Glossary

Dependent Type

A type that depends on another value. For example, a variable n‘s type might be “the length of s”, for some other slice-typed variable s. Dependent types are a way to implement bounds checking, but they’re not the only way. Wuffs does not use them.

Fact

A boolean expression (e.g. x > y) that happens to be true at a given point in a program. See the facts note for more details.

Interval Arithmetic

Arithmetic on numerical ranges. See the interval arithmetic note for more details.

Modular Arithmetic

Arithmetic that wraps around at a certain modulus, such as 256 for the base.u8 type. For example, if x is a base.u8 with value 200, then (x + 70) has value 270 and would overflow, but (x ~mod+ 70) has value 14.

Operator Precedence

A ranking of arithmetic operators so that an expression like a + b * c is unambiguous (for the computer), equivalent to exactly one of (a + b) * c or, more conventionally, a + (b * c). While good for brevity, Wuffs does not have operator precedence: the bare a + b * c is an invalid Wuffs expression and the parentheses must be explicit. The ambiguity (for the human) can be a source of bugs in other security-concious file format parsers.
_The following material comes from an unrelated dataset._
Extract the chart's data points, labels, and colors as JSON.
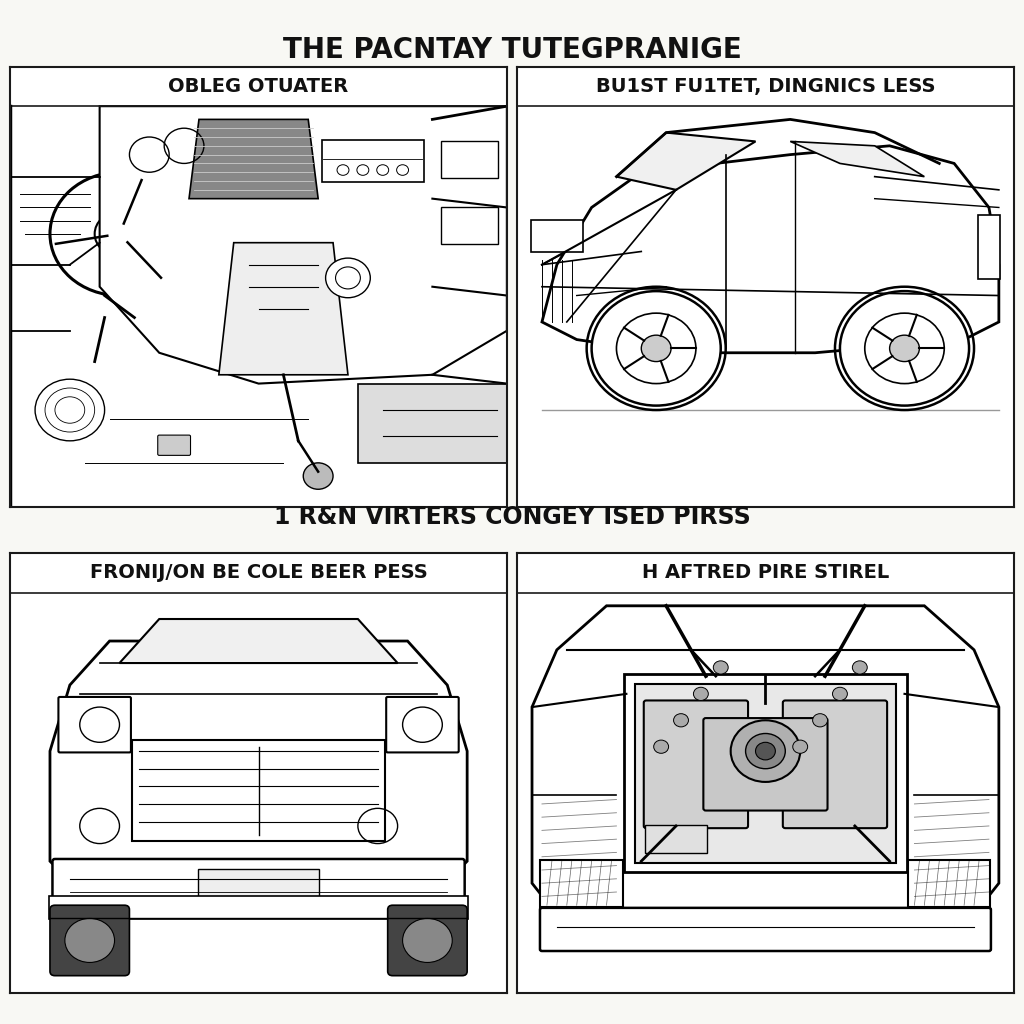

Some binary operators (+, *, &, |, ^, and, or) are also associative: (a + b) + c and a + (b + c) are equivalent, and can be written in Wuffs as a + b + c.

Refinement Type

A basic type further constrained to a subset of its natural range. For example, if x has type base.u8[0 ..= 99] then it is an unsigned 8-bit integer whose value must be less than 100. Without the refinement, x could be as high as 255.

base.u8[0 ..= 99] and base.u32[0 ..= 99] are two different types. They can have different run-time representations.

Non-nullable pointer types can be thought of as a refinement of regular pointer types, where the refined range excludes the nullptr value.

Saturating Arithmetic

Arithmetic that stops at certain bounds, such as 0 and 255 for the base.u8 type. For example, if x is a base.u8 with value 200, then (x + 70) has value 270 and would overflow, but (x ~sat+ 70) has value 255.

Situation

The set of facts at a given point in a program.